According to a financial sector analyst who did not wish to be named, the liquidity problem could be compounded by this development although the company’s debt is not very high.
“This total exposure is around ₹8,000 crore and we believe that ₹2,000 crore would have come to Siddhartha from the sale of his Mindtree shares to L&T, reducing the debt number," the analyst said. He added that ₹8,000 crore is not a very large number at a systemic level and it has been shared by several lenders.
He said that repayments could get delayed if loan contracts are re-negotiated following Siddhartha’s disappearance. This, he said, could happen because the promoter pledged against which the loans are secured will have to be relooked at.
Documents from RoC showed that apart from NBFCs like Aditya Birla Finance, ECL Finance, Shapoorji Pallonji Finance, banks like Axis Bank, Yes Bank and RBL Bank have exposures to Coffee Day Enterprises.
Meanwhile, Karnataka Bank said in a regulatory filing on Tuesday that it does not have any exposure to Coffee Day Enterprises. However, Coffee Day Global Ltd., one of the unlisted group companies, has been a customer of the bank since 1996 and has credit facilities with the present outstanding of ₹152.48 crore constituting 0.29% of total advances of the bank.
“The above facilities are fully secured by collaterals of properties besides primary securities. All the loan accounts are regular as on date," the bank said.
Another analyst said that non-banks had a lot of expectations from the Union Budget and because the government kept talking helping the sector. However, the Budget did not have much for the sector, he said. “The law of succession will apply and that person will have to be now liable for the repayments.
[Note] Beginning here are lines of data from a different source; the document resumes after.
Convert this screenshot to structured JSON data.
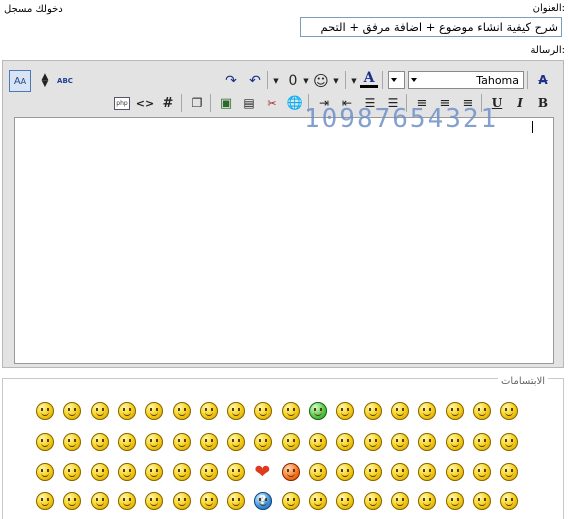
{
  "header": {
    "logged_in_text": "دخولك مسجل",
    "subject_label": "العنوان:",
    "subject_value": "شرح كيفية انشاء موضوع + اضافة مرفق + التحم",
    "message_label": "الرسالة:"
  },
  "toolbar": {
    "font_name": "Tahoma",
    "bold_label": "B",
    "italic_label": "I",
    "underline_label": "U",
    "hash_label": "#",
    "code_label": "<>",
    "php_label": "php",
    "text_color": "#00008b"
  },
  "editor": {
    "overlay_digits": "10987654321"
  },
  "smilies": {
    "legend": "الابتسامات",
    "rows": [
      [
        "cool",
        "grin",
        "smile",
        "wink",
        "sleep",
        "arrow",
        "wink2",
        "tongue",
        "what",
        "gear",
        "green",
        "smile2",
        "circle",
        "back",
        "smile3",
        "crazy",
        "sleepy",
        "roll"
      ],
      [
        "angel",
        "shock",
        "smile4",
        "wave",
        "blink",
        "smile5",
        "sigh",
        "cry",
        "unsure",
        "neutral",
        "blush",
        "smile6",
        "grad",
        "grin2",
        "silly",
        "smile7",
        "wink3",
        "angry"
      ],
      [
        "smile8",
        "tongue2",
        "smile9",
        "love",
        "tongue3",
        "nerd",
        "smile10",
        "kiss",
        "heart",
        "smile11",
        "bored",
        "confused",
        "smile12",
        "shy",
        "wink4",
        "smile13",
        "smile14",
        "mad"
      ],
      [
        "smile15",
        "wink5",
        "laugh",
        "rolleyes",
        "dizzy",
        "ninja",
        "sad",
        "smile16",
        "tease",
        "thinking",
        "cry2",
        "scared",
        "smile17",
        "wink6",
        "sweat",
        "frown",
        "smile18",
        "smile19"
      ]
    ]
  }
}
Non-banks might have to take a haircut if there are repayment delays by the company," the second person said.
Non-banks have not been able to absorb the systemic shock caused by IL&FS defaults last year and the consequent shortage in funds available to them. In addition, most NBFCs have borrowed short-term money to fund long-term assets; they were able to continually refinance their borrowings as long as liquidity conditions were easy. As liquidity tightened, they were left facing debt repayment challenges and prospects of rating downgrades.